The ¹⁸²W isotopes are considered to be one of the few chemical information carriers of information about the Earth's core. Therefore, analytical techniques have been developed in anticipation of ¹⁸²W isotope anomalies as traces of core-mantle interactions in oceanic island basalts and flood basalts originating from the core-mantle boundary.
The anomalies in ¹⁸²W are due to differences in the core-mantle partitioning of Hf and W in early Earth's magma oceans. Because Hf is the lithophile element and W is the siderophile element, it is thought that Hf is partitioned into silicate melts and W is partitioned into the molten metal core during the formation of the Earth's core. This partitioning occurs before the disappearance of ¹⁸²Hf with a short half-life (8.9 million years: Vockenhuber et al., 2004), resulting in isotopic variations in the ¹⁸²W isotope. As a result, the early mantle has a high μ¹⁸²W value (difference from the present-day upper mantle value in ppm) and the metallic core has a low μ¹⁸²W. Some time after core formation, the late veneer material with the chemical composition of the so-called meteorite, i.e., low ¹⁸²W, lowers the W isotopic ratios of the early mantle to values of the present upper mantle. In rocks derived from the early mantle, such as komatiites, μ¹⁸²W values are positive, ranging from +10 to +20 ppm (see, e.g., Mei et al., 2019), which is the value of the primordial mantle. However, some oceanic island basalts (OIB) originating from the lowest mantle of the present day, such as Hawaii and Samoa, have been reported to show negative μ¹⁸²W (e.g. Mundl et al., 2017; Rizo et al., 2019), and a model has been proposed that these are evidence for the presence of core material in the OIB.

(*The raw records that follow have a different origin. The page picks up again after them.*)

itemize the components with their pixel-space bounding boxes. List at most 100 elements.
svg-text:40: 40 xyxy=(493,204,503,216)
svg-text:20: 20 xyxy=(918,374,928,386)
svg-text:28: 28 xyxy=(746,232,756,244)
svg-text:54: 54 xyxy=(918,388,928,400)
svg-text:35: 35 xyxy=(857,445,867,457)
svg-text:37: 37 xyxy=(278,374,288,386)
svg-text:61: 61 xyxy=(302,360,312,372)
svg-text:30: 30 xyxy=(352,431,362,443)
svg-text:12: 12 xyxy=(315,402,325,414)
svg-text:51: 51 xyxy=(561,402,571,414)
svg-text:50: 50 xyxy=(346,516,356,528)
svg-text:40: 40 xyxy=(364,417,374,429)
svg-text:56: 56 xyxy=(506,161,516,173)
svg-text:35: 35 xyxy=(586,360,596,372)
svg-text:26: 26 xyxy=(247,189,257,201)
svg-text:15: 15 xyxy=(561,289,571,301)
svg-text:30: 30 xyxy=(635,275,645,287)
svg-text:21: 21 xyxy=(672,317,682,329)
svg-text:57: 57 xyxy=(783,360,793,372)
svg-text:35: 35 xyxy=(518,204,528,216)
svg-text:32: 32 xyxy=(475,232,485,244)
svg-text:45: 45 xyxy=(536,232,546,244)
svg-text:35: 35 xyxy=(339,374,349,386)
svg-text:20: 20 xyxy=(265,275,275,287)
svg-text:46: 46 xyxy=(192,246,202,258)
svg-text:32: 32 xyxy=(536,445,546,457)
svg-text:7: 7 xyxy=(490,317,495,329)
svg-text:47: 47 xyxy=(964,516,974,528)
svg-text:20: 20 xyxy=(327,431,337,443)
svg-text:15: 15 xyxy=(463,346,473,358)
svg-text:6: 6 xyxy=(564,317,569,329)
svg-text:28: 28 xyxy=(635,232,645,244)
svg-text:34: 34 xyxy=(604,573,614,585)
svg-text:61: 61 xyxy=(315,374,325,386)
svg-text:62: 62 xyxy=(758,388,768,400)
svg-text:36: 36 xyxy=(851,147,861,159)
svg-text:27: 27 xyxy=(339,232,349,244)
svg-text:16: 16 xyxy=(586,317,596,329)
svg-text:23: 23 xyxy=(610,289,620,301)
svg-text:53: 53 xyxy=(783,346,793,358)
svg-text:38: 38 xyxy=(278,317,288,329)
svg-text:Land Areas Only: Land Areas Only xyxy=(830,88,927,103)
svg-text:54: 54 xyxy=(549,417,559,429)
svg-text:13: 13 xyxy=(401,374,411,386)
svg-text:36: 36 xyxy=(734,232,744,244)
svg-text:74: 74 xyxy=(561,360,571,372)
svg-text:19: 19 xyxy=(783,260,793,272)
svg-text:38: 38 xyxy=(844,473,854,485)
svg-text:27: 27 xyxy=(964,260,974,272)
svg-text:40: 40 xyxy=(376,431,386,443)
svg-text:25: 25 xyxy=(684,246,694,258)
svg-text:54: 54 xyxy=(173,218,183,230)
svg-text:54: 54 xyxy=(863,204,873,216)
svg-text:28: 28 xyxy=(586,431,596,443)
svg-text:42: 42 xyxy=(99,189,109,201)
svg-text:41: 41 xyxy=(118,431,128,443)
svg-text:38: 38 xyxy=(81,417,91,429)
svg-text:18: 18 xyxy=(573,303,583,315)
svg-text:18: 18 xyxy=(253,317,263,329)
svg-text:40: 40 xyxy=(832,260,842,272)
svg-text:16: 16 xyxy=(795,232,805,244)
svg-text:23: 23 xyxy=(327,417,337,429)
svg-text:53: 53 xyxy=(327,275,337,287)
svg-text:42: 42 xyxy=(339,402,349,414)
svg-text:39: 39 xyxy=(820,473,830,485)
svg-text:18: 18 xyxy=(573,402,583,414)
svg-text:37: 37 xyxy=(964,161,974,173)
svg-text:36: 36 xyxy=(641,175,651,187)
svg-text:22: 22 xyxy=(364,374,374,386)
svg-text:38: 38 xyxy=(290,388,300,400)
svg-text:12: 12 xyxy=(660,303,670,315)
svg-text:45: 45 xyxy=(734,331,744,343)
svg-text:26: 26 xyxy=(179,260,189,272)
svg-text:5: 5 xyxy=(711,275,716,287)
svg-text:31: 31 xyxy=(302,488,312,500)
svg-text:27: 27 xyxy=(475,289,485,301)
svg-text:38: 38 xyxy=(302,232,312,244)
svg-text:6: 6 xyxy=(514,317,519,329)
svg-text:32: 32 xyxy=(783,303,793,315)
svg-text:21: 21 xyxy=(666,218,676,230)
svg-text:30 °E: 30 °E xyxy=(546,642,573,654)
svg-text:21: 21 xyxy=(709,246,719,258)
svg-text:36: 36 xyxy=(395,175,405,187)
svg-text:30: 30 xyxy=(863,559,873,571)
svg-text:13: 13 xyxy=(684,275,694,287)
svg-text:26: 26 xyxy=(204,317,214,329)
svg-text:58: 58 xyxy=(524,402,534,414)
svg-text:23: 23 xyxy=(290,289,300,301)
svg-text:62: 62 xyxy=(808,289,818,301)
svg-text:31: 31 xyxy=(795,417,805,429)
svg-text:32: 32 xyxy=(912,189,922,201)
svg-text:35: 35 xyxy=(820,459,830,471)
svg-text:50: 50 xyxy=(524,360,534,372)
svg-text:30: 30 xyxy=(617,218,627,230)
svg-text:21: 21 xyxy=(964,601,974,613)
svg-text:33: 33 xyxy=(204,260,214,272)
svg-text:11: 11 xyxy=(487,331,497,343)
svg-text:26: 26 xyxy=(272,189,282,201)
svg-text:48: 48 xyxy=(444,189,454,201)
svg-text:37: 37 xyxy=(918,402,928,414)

To test this model and to understand the evolution of ¹⁸²W in the Earth's deep interior, attention should be paid to the behavior of Hf and W under high pressure and temperature and the influence of extraterrestrial materials such as meteorite impacts. However, high-temperature and high-pressure experiments are not easy, especially for trace siderophilic elements such as W because they tend to form nuggets in rocks and cannot be homogeneous. Therefore, in this study, the partition of Hf-W between silicate melts and molten iron under high pressure and pressure conditions, which is difficult in laboratory experiments, was investigated using ab initio free energy calculations on the partitioning of HfO₂ and WO₂. Since it was pointed out that Hf in the mantle exists as HfO₃, we further calculated the partitioning of HfO₃ in the present study. We also calculated whether the distribution coefficient changes when a small amount of iron is added to silicate and vice versa. In any case, W remained siderophilic and Hf lithophilic under the calculated conditions. The partition coefficients of W and Hf were not significantly affected by the addition of iron to the silicate melt. The partition coefficients of W and Hf to the molten iron decreased and increased, respectively, when oxygen was added to the molten iron. The most important aspect of the present results is that W and Hf are partitioned into molten core and silicate melt, respectively, which is consistent with the model described above. Furthermore, calculations of the structures of Hf and W suggest that both W-Fe and W-Hf in molten iron are similar to the Fe-Fe distance, suggesting that both are replacing sites of iron in molten iron. The distribution behavior of Hf and W to iron is very different, whereas the sites they contain are the same. It is interesting to note that the sites contain.
In the future, the evolution of the isotopic ratios of W should be clarified based on the calculated results, compared to the analysis of μ¹⁸²W values of rocks from different periods.